D’une part, la réforme intellectuelle, morale et spirituelle indispensable commence par nous-mêmes et continue par ceux qui nous entourent. Entraînons-nous et entraînons d’autres acteurs de la vie économique à avoir le réflexe de choisir la vérité et la charité, en se posant les bonnes questions. Par exemple :

Pourquoi continuer à suivre des publications spécialisées qui travestissent la vérité sur des sujets que nous connaissons bien ? C’est le cas des journaux que, paraît-il, « il faut avoir lus pour être informés », comme le Monde ou de revues qui soit disant, « ne sont pas si mal que çà » et qui inoculent leur venin à petites doses.

Pourquoi « vouloir faire comme tout le monde » quand nous avons été prévenus que large est la voie qui nous mène à la perdition, que beaucoup sont appelés, mais peu sont élus, et que tout simplement l’expérience nous enseigne que faire comme tout le monde est souvent la plus mauvaise voie.

Pourquoi ne pas appliquer nos principes là où nous sommes ? Dans la vie professionnelle nous sommes complètement dans le monde, et nous sommes confrontés en permanence à la nécessité de ne pas être du monde. La meilleure méthode est d’y jouer un rôle d’attraction, de propositions de nouvelles voies face aux impasses actuelles. C’est le cas notamment sur les questions de l’emploi, de justice, du respect du personnel, des clients, de l’autorité.

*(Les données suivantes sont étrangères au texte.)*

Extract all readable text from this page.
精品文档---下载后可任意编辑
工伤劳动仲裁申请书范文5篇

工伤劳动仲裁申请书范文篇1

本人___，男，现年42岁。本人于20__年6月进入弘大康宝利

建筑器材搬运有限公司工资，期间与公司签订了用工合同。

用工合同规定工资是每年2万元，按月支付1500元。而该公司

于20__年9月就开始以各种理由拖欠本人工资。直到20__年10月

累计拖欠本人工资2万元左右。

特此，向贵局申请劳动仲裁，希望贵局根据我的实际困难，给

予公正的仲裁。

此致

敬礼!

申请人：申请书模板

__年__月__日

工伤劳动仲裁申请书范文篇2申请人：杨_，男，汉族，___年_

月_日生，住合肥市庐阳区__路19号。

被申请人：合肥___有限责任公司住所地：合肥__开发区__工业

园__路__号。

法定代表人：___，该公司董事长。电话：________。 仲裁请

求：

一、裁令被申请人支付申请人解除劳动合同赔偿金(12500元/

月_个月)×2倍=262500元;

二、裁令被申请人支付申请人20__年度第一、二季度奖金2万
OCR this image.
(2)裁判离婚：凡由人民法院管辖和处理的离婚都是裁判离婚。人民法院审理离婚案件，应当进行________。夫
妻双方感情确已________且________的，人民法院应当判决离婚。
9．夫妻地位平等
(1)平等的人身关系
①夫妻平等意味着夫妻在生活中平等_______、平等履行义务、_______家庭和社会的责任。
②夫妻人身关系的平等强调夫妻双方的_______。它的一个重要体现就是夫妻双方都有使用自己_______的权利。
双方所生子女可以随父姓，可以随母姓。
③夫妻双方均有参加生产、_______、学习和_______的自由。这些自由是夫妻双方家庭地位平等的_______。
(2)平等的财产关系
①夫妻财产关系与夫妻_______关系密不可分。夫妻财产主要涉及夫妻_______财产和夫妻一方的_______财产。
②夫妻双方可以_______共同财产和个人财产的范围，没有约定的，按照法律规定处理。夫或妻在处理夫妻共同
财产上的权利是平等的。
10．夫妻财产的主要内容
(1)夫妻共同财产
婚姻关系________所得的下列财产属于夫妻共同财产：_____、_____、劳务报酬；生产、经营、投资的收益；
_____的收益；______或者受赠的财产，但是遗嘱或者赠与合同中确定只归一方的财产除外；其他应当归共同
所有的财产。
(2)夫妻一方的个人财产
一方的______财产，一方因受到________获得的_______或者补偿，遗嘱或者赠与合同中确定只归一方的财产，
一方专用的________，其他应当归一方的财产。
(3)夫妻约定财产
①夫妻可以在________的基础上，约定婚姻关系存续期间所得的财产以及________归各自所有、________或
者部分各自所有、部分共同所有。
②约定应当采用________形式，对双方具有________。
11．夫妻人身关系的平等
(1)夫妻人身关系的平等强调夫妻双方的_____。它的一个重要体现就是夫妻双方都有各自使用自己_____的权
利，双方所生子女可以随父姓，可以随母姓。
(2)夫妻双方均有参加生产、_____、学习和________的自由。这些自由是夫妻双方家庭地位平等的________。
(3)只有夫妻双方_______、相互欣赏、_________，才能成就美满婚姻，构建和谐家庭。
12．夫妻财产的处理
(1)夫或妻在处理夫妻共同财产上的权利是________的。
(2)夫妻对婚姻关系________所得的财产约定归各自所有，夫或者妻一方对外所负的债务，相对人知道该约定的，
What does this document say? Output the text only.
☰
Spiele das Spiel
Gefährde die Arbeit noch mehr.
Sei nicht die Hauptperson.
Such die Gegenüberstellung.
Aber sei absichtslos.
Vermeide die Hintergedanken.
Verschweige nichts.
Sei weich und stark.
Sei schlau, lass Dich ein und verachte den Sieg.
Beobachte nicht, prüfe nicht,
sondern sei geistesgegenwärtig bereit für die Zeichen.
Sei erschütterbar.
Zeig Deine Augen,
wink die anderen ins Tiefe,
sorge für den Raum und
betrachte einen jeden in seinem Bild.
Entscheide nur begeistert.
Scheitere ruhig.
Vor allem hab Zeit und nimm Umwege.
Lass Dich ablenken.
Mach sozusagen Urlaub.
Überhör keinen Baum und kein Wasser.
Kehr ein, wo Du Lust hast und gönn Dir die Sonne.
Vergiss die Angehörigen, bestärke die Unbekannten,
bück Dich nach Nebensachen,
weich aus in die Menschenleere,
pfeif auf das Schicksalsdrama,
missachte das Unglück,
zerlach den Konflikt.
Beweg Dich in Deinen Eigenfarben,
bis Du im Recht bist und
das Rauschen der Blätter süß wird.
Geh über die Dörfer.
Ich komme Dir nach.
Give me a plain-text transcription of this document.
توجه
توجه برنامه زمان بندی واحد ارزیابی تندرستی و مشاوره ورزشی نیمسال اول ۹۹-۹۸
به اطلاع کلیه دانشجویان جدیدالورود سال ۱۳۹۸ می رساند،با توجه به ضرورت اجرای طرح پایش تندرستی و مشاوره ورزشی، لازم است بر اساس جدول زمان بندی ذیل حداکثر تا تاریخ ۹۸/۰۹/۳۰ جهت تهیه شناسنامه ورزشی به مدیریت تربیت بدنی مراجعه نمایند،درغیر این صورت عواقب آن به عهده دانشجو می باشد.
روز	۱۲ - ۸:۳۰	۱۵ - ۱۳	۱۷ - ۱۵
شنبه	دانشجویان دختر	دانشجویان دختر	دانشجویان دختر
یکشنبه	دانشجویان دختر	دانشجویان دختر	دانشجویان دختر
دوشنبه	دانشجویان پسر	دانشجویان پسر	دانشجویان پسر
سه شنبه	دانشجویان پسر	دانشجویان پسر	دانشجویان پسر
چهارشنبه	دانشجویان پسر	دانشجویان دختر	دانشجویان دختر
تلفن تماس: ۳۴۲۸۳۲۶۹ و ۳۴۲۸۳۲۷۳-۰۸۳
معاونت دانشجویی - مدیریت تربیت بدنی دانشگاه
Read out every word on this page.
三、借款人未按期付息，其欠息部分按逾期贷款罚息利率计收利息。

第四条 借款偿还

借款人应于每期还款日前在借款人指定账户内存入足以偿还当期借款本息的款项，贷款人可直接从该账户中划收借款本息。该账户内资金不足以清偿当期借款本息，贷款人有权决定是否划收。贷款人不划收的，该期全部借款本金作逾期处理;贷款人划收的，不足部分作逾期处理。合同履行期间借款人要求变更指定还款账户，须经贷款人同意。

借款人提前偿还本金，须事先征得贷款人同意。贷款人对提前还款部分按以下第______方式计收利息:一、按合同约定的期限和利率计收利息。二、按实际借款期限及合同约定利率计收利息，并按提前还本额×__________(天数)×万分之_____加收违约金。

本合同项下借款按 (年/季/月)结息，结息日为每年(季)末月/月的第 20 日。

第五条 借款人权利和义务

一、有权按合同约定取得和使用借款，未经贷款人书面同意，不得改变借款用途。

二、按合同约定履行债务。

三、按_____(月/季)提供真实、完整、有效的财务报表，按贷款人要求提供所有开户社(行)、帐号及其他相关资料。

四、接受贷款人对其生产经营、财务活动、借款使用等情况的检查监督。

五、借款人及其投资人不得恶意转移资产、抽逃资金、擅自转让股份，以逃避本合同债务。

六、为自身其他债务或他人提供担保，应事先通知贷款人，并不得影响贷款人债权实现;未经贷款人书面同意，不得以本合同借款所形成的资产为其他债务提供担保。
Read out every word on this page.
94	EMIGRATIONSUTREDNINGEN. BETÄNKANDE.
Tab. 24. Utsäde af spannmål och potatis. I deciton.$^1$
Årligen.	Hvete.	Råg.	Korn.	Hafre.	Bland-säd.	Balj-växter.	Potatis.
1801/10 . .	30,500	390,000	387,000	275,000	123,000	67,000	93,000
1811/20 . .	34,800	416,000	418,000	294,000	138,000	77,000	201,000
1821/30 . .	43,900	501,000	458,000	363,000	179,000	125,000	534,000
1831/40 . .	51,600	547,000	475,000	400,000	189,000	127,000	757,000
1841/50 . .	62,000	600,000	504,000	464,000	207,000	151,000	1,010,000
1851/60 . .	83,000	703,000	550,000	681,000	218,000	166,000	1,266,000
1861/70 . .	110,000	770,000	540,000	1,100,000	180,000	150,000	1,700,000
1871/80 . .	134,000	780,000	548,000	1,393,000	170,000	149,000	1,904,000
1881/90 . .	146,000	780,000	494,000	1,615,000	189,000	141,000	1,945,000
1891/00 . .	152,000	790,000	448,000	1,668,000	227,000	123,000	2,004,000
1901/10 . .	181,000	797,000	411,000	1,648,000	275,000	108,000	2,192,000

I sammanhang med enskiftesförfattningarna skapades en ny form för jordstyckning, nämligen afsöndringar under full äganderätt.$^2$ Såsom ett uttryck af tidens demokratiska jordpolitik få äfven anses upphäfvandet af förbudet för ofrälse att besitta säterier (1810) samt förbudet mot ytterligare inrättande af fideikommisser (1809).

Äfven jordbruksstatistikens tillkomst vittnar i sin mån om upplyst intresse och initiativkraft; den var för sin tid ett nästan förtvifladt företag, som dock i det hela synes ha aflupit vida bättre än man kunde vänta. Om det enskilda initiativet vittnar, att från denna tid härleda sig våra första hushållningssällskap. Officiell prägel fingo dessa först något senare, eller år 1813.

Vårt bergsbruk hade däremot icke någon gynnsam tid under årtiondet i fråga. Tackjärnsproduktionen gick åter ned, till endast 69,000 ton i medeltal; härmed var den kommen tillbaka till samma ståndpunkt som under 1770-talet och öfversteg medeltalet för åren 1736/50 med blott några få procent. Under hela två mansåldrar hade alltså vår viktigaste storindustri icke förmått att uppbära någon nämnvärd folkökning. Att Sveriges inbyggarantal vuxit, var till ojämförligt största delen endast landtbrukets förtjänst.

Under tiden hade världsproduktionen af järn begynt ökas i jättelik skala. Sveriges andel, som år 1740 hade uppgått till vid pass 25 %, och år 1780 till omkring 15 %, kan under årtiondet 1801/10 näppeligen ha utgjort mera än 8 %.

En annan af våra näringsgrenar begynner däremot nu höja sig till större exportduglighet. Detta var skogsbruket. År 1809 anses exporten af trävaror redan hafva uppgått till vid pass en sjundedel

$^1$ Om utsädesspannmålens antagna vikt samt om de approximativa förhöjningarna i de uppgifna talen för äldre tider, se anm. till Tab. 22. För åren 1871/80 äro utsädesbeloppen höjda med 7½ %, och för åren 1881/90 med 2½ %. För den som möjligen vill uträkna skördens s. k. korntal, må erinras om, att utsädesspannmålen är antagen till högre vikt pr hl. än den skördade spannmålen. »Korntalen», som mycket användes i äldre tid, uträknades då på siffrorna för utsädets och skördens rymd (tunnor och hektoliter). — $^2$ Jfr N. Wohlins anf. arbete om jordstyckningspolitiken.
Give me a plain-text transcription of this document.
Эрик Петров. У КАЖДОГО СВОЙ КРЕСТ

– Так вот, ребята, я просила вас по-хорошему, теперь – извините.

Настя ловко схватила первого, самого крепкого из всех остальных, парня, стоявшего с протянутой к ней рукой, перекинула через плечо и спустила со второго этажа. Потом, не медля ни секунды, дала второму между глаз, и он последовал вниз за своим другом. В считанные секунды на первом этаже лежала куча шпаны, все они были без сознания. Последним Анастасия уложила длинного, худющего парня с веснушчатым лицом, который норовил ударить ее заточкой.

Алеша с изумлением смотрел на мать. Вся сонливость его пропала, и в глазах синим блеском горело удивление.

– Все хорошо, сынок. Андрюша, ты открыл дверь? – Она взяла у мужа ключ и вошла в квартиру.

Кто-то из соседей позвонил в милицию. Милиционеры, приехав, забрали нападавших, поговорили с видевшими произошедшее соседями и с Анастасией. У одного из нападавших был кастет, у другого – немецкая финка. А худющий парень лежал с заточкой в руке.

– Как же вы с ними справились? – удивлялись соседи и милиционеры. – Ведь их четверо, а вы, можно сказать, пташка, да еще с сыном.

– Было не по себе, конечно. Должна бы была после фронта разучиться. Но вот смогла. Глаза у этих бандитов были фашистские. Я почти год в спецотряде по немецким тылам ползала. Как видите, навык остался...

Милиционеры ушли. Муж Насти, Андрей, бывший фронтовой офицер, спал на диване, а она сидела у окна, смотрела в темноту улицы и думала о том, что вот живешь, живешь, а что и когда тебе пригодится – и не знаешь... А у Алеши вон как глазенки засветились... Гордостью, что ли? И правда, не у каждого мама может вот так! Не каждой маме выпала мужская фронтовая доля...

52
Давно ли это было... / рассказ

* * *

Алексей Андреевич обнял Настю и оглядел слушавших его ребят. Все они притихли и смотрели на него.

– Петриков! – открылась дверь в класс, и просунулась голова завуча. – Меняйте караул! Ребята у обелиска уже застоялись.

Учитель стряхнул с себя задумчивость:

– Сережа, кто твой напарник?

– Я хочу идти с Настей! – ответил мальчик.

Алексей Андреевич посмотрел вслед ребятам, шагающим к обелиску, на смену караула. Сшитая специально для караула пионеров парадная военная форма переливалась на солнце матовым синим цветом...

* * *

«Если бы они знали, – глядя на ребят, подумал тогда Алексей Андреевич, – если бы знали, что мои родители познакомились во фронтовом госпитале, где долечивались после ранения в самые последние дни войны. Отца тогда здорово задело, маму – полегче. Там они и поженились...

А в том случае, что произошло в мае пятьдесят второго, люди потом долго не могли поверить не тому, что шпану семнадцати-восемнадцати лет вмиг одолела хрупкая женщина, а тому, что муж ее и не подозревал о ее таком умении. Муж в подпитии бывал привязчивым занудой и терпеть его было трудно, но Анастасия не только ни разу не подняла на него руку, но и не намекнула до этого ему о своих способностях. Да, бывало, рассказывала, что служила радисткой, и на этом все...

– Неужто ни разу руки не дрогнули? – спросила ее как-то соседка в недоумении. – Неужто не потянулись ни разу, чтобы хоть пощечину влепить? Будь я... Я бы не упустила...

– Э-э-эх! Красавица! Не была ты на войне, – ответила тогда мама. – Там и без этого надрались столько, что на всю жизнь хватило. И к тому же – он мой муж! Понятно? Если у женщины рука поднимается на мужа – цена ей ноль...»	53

D’autre part, dès que se manifeste la demande d’en savoir plus, enseigner la doctrine économique et sociale de l’Église. Face aux actions que nous menons, certains se demandent dans l’entreprise quels sont les principes qui nous font agir. Si la démarche est vraiment honnête, c’est le moment de faire connaître la Doctrine Sociale de l’Église et de préparer la personne à nous aider dans notre tâche.

Dirons-nous encore qu’il n’y a rien à faire ? Ces quelques exemples concrets montrent les possibilités qui s’offrent à nous dès à présent. Ces actions prépareront des actions futures de plus grande ampleur le moment venu. Ce moment peut venir très vite, vu les déséquilibres que provoque le monde actuel qui veut se passer de Dieu. Viendra inévitablement le moment où NSJC aura besoin de nous. Nous trouvera-t-il vigilants, la lampe allumée au milieu des ténèbres ?

Ce seront les circonstances, qu’il a déjà choisies de toute éternité, qui feront les héros et les saints préposés à la conduite de son troupeau.

Christian Lajoinie

1

« Le chef ne doit pas s’occuper des petites choses ».